Düzce Cam Fabrikası’nda Kristal- İş sendikasında örgütlenen çalışanlar 2015 yılından bu yana sendikal yetkiyi almak için mücadele veriyor. 4 yıllık mücadele sürecinde 82 işçi işten çıkarılırken, Yargıtay kararıyla yetkiyi almaya hak kazanan sendika, işverenin toplusözleşmeye yanaşmaması üzerine grev kararı aldı. Arkadaşları ile dayanışmak için greve çıkan Düzce Cam Fabrikası işçilerinden, Kristal-İş Sendikası Düzce Bölge Temsilcisi Kayhan Akpınar, “Bu süreçte işten çıkarılan işçi sayısı 82’ye yükseldi. İçeride 30 kişi kadar kaldık ve toplusözleşme sürecine başlamak istedik. İşveren toplusözleşmeye davetimize icabet etmedi. Bunun üzerine 26 Temmuz’da greve çıktık. O günden beri sesimizi duyurmaya, hakkımızı savunmaya çalışıyoruz.”
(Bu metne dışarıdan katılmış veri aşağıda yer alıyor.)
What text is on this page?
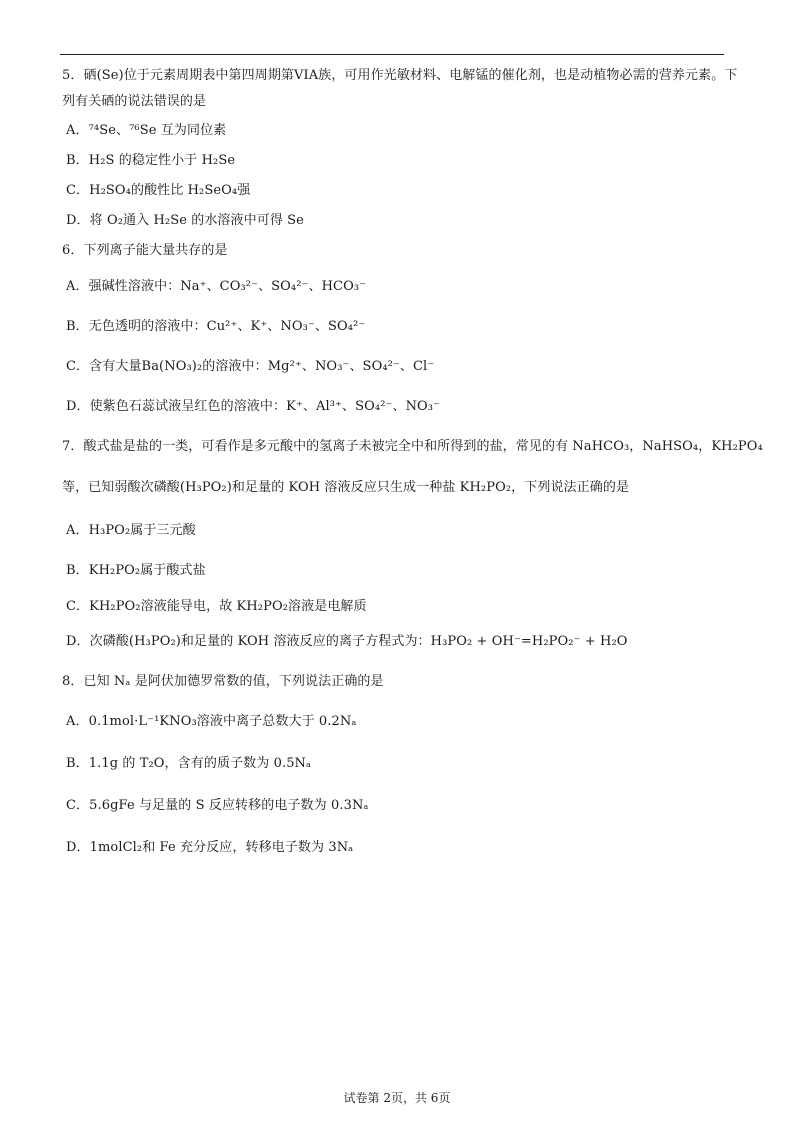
5．硒(Se)位于元素周期表中第四周期第VIA族，可用作光敏材料、电解锰的催化剂，也是动植物必需的营养元素。下
列有关硒的说法错误的是
A．⁷⁴Se、⁷⁶Se 互为同位素
B．H₂S 的稳定性小于 H₂Se
C．H₂SO₄的酸性比 H₂SeO₄强
D．将 O₂通入 H₂Se 的水溶液中可得 Se
6．下列离子能大量共存的是
A．强碱性溶液中：Na⁺、CO₃²⁻、SO₄²⁻、HCO₃⁻
B．无色透明的溶液中：Cu²⁺、K⁺、NO₃⁻、SO₄²⁻
C．含有大量Ba(NO₃)₂的溶液中：Mg²⁺、NO₃⁻、SO₄²⁻、Cl⁻
D．使紫色石蕊试液呈红色的溶液中：K⁺、Al³⁺、SO₄²⁻、NO₃⁻
7．酸式盐是盐的一类，可看作是多元酸中的氢离子未被完全中和所得到的盐，常见的有 NaHCO₃，NaHSO₄，KH₂PO₄
等，已知弱酸次磷酸(H₃PO₂)和足量的 KOH 溶液反应只生成一种盐 KH₂PO₂，下列说法正确的是
A．H₃PO₂属于三元酸
B．KH₂PO₂属于酸式盐
C．KH₂PO₂溶液能导电，故 KH₂PO₂溶液是电解质
D．次磷酸(H₃PO₂)和足量的 KOH 溶液反应的离子方程式为：H₃PO₂ + OH⁻=H₂PO₂⁻ + H₂O
8．已知 Nₐ 是阿伏加德罗常数的值，下列说法正确的是
A．0.1mol·L⁻¹KNO₃溶液中离子总数大于 0.2Nₐ
B．1.1g 的 T₂O，含有的质子数为 0.5Nₐ
C．5.6gFe 与足量的 S 反应转移的电子数为 0.3Nₐ
D．1molCl₂和 Fe 充分反应，转移电子数为 3Nₐ
试卷第 2页，共 6页
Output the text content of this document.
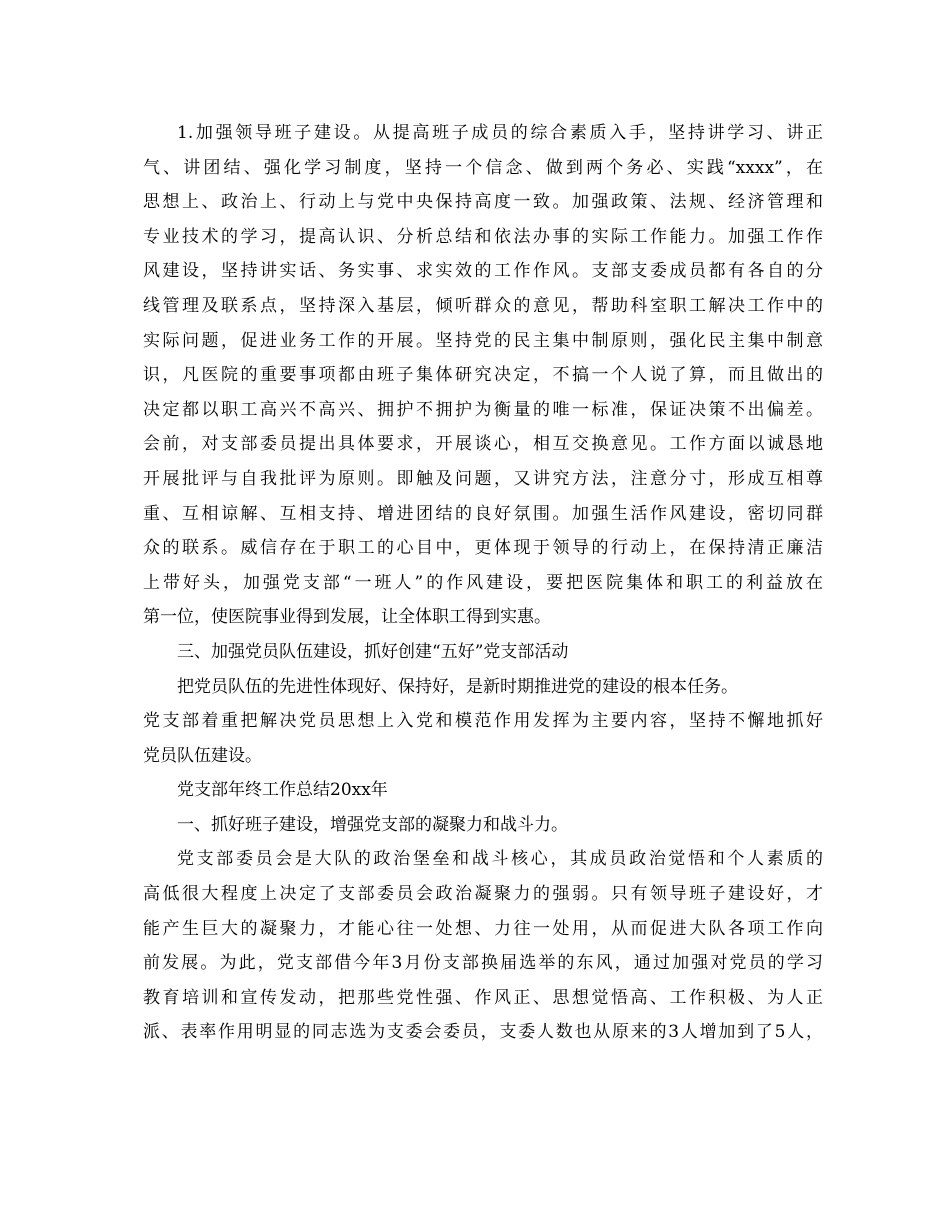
1.加强领导班子建设。从提高班子成员的综合素质入手，坚持讲学习、讲正
气、讲团结、强化学习制度，坚持一个信念、做到两个务必、实践“xxxx”，在
思想上、政治上、行动上与党中央保持高度一致。加强政策、法规、经济管理和
专业技术的学习，提高认识、分析总结和依法办事的实际工作能力。加强工作作
风建设，坚持讲实话、务实事、求实效的工作作风。支部支委成员都有各自的分
线管理及联系点，坚持深入基层，倾听群众的意见，帮助科室职工解决工作中的
实际问题，促进业务工作的开展。坚持党的民主集中制原则，强化民主集中制意
识，凡医院的重要事项都由班子集体研究决定，不搞一个人说了算，而且做出的
决定都以职工高兴不高兴、拥护不拥护为衡量的唯一标准，保证决策不出偏差。
会前，对支部委员提出具体要求，开展谈心，相互交换意见。工作方面以诚恳地
开展批评与自我批评为原则。即触及问题，又讲究方法，注意分寸，形成互相尊
重、互相谅解、互相支持、增进团结的良好氛围。加强生活作风建设，密切同群
众的联系。威信存在于职工的心目中，更体现于领导的行动上，在保持清正廉洁
上带好头，加强党支部“一班人”的作风建设，要把医院集体和职工的利益放在
第一位，使医院事业得到发展，让全体职工得到实惠。
三、加强党员队伍建设，抓好创建“五好”党支部活动
把党员队伍的先进性体现好、保持好，是新时期推进党的建设的根本任务。
党支部着重把解决党员思想上入党和模范作用发挥为主要内容，坚持不懈地抓好
党员队伍建设。
党支部年终工作总结20xx年
一、抓好班子建设，增强党支部的凝聚力和战斗力。
党支部委员会是大队的政治堡垒和战斗核心，其成员政治觉悟和个人素质的
高低很大程度上决定了支部委员会政治凝聚力的强弱。只有领导班子建设好，才
能产生巨大的凝聚力，才能心往一处想、力往一处用，从而促进大队各项工作向
前发展。为此，党支部借今年3月份支部换届选举的东风，通过加强对党员的学习
教育培训和宣传发动，把那些党性强、作风正、思想觉悟高、工作积极、为人正
派、表率作用明显的同志选为支委会委员，支委人数也从原来的3人增加到了5人，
'SENDİKAYA GÜVENMEKTE HATA ETTİK'

Çalıştıkları firma zirai makine üretiminde dünyanın en büyük 10 firması arasında gösterilirken iflas eden ve 11 yıldır mağduriyetleri giderilmeyen Uzel Makine Sanayii işçileri de hakları olan parayı almak için direniyor. Halen direnen işçilerden Türker Toprak, şunları söyledi: “Türk Metal Sendikası’na güvenmekle hata ettik. Sendika bize 500’er lira vererek direnişimizi kırdı. Aynı sendika polisi arayıp bizim sendikalı olmadığımızı belirterek direnişimizi şikâyet ediyor. Zamanında bu sendikaya aidatımızı ödedik, güvendik. Şimdi her pazar eylem yapıyoruz. Önümüzdeki süreçte Ankara’daki Türk Metal Sendikası Genel Merkezi önünde basın açıklaması yapacağız. Biz sadece hakkımızı arıyoruz. ”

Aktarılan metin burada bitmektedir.